Mon nom est liberté (sexuelle)
Pour leur premier documentaire, Lisa Billuart-Monet et Daphné Leblond se sont attaquées au tabou de la sexualité des femmes.
dans l’hebdo N° 1608 Acheter ce numéro
Au terme de la projection de Mon nom est clitoris, on pense immédiatement aux vers de Paul Éluard : « Et par le pouvoir d’un mot / Je recommence ma vie / Je suis né pour te connaître / Pour te nommer : Liberté. » Liberté, parce qu’en faisant témoigner une douzaine de femmes, jeunes – entre 20 et 25 ans –, de leur vie intime, c’est tout un pan de la sexualité féminine que les réalisatrices Lisa -Billuart-Monet et Daphné Leblond dévoilent dans leur premier film.
Ce documentaire de 88 minutes est en effet une ode à la liberté des femmes. Celle de désirer et de se connaître pour jouir sans entraves.

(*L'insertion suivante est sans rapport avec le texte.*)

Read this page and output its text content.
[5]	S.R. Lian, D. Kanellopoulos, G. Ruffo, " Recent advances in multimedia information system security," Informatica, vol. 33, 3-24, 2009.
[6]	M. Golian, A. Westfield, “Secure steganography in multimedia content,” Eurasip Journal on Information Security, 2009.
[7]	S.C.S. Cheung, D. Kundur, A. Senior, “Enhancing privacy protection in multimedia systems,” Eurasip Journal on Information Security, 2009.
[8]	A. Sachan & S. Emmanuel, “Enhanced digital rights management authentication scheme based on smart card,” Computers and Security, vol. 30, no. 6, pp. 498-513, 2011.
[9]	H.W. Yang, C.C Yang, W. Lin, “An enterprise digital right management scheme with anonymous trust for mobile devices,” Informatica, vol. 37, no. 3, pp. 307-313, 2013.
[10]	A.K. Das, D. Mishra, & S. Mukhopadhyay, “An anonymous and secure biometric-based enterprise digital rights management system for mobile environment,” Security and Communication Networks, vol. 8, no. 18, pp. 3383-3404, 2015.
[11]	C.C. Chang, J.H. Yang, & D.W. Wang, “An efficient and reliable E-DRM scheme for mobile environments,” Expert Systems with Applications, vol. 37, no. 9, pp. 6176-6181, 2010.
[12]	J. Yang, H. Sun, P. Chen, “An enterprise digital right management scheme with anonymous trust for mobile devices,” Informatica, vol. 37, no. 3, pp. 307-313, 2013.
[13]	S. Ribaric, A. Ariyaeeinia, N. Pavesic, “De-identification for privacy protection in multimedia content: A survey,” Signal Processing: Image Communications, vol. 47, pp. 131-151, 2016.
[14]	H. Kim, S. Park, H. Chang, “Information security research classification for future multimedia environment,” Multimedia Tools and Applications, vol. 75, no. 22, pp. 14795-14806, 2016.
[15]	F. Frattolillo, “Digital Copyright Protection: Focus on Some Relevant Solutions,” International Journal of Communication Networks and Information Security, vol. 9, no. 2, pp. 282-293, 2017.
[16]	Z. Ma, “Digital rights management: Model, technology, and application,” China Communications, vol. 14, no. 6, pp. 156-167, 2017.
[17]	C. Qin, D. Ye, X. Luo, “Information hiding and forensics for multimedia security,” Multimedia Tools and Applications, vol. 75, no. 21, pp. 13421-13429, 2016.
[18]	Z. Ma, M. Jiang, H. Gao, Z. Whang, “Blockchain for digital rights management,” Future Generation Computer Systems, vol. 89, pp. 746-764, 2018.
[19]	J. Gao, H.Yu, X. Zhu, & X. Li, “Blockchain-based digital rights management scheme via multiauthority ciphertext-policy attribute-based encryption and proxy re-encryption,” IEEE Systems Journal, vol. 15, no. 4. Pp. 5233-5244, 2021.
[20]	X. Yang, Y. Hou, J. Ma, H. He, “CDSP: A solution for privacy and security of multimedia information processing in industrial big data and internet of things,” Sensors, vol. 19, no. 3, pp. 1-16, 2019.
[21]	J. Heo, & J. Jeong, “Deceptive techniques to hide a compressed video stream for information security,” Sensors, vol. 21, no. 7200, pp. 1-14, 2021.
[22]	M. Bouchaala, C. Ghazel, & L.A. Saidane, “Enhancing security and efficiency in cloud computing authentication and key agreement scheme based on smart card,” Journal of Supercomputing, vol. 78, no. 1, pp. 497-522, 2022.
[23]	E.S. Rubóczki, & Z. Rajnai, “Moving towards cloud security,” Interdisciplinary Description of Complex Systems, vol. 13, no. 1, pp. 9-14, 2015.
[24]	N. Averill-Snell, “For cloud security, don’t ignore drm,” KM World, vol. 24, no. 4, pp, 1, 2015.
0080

Au-delà du clitoris, encore trop absent des livres scolaires – et malgré les scènes amusantes où les jeunes femmes découvrent sa taille réelle en maquette –, les réalisatrices s’attaquent au tabou de la sexualité féminine, écrasée sous le poids du désir des hommes et de leurs sacro-saintes « pulsions », tue, non enseignée… La sexualité, quand on est une femme, s’apprend seule.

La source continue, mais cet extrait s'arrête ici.